I read an array of medical literature, both technical and public. But despite my education, experience, and reasonable intelligence, I find myself bewildered by the overwhelming deluge of information and recommendations: frequently contradictory, at times inaccurate, and often meaningless, that presently inundates individuals. If I can be befuddled, what about the average person with a high school diploma or a bachelor’s degree and little medical experience?
Perhaps there is so much information that people no longer bother to address what may be beneficial, like nurses’ deafness to multiple ICU alarms. Can individuals even discern what is beneficial, given that physicians in high offices, professional organizations, and pseudoscientific authorities make pronouncements absent scientific evidence? Would it be advisable to reduce the number of messages to only those necessary? But who decides which ones are necessary? Does Alzheimer’s dementia take precedence over non-alcohol-related fatty liver disease? Do heart diseases trump both? Can all of these cerebral vascular accidents and several other ailments be subsumed under the concept of healthy living without detailing each disease separately? However, not all-important conditions can be so easily encapsulated: vaccinations, HIV, or parasitic infections, for example.
Should we even inform people about conditions over which individuals presently have no control? Can a (biological) woman do anything to prevent early menarche or late menopause? Aside from possibly generating anxiety about potential future ill effects, what value can such information have to her? Though both states could possibly be modified by hormones or hormone blockers, what long-term effects might these have, and would they even be desirable?

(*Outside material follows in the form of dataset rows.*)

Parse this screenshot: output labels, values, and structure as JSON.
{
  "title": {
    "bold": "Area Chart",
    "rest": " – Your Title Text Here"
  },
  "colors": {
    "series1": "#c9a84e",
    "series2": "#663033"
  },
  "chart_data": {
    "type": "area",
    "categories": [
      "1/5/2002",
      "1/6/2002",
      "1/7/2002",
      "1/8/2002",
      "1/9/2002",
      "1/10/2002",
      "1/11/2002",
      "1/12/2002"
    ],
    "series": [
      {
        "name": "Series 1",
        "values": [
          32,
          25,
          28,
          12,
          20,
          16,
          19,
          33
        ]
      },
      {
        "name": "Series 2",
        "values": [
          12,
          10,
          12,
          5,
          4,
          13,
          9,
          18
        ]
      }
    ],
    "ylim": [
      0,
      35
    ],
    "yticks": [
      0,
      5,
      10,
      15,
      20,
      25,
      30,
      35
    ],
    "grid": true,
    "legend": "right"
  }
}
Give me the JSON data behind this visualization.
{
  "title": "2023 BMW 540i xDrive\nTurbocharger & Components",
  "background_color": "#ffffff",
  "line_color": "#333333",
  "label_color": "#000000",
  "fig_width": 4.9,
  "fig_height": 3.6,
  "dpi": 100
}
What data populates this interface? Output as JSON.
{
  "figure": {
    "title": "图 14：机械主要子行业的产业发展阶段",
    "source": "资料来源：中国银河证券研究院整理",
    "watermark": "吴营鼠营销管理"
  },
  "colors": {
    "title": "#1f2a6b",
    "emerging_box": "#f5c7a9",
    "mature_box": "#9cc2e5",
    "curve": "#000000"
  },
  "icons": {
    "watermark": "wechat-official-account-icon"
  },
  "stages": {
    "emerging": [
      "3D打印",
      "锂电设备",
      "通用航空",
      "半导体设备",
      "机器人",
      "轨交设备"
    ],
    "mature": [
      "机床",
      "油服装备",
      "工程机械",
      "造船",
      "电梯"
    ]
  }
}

And then there are rodent and in vitro studies. Why are these even announced publicly as they are only of value to other researchers, and invariably the lay media misrepresents these findings, often announcing them as likely near-term treatments while neglecting to mention that what occurs in rodents may not represent what transpires in humans, that subsequent human studies may find a medication ineffective, that a drug may exhibit too severe side effects in individuals, or that even if human studies are successful, the possible cure nattered about today will likely not be available for a decade or longer and of no value to present-day sufferers!
Health education literature often presents an “all or none” picture, implying that if the guidance is not followed precisely, an individual will experience a negative outcome. All this strictness accomplishes is to generate anxiety about being less than perfect or induce one to not even try. And yet, it is not perfection that is determinative, but general adherence and an occasional misstep do not result in abject failure. However, indicating this may well result in patients ignoring too many recommendations. Then, too, the literature does not account, in the public’s reasoning, for the individual who does everything correctly but yet contracts or dies from the condition, which can give an individual the impression that they should not bother with preventative measures.
Generally, medical/health advisories come in two forms that have evolved little over time: informational and fear-inducing. Informational presentations work best with better-educated populations but inclusively have an effectiveness rate of ≈ 10 percent. Fear induction is more effective, ±60 percent, especially with less educated populations, but is haphazard in its effectiveness.
Commercial marketing campaigns are significantly more efficient. In large part marketers have budgets that allow for frequent focus groups to determine target populations, their particular interests, and motivations, and from these data, tailor campaigns to specific groups and frequently modify their messages. Medical/health information is commonly built on limited budgets and frequently uses a “one size fits all” approach focusing on the lowest or near the lowest level of literacy and/or comprehension and is rarely modified. I have viewed the same pamphlets in offices and clinics year after year, and in reading them, it was not atypical to find outdated information. Perhaps those who write these materials may produce better products if their training included classes in marketing or advertising or consulted with these specialists in information development, and if budgets were increased to allow occasional updates.
As I reported previously, general literacy reflects comprehension, one’s ability to conceptualize and problem-solve. Health literacy is not comparable to general literacy but builds upon it and is only partially determined by education and intelligence, as most people do not routinely need to acquire medical knowledge. Only ±12 percent of the population is medically literate, while the remainder has limited to no literacy in the medical sciences. Can we provide the necessary education to this majority without first having to increase their general literacy? Likely not, but general literacy cannot and should not be a health care responsibility. Sadly, present-day education, public and private, falls short of graduating literate students, as many high school graduates have an average reading comprehension level equivalent to eighth grade, and a substantial portion of the population functions on a basic literacy (fifth grade) level.
Additionally, the majority of individuals lack critical thinking skills, and these, too, need to be taught. This should begin in elementary school, and curricula exist to accomplish this. Unfortunately, this topic can too easily become politicized as rational thought becomes wrongly conflated with values, and certain groups would argue that these should be taught at home or in church and not in public schools.
M. Bennet Broner is a medical ethicist.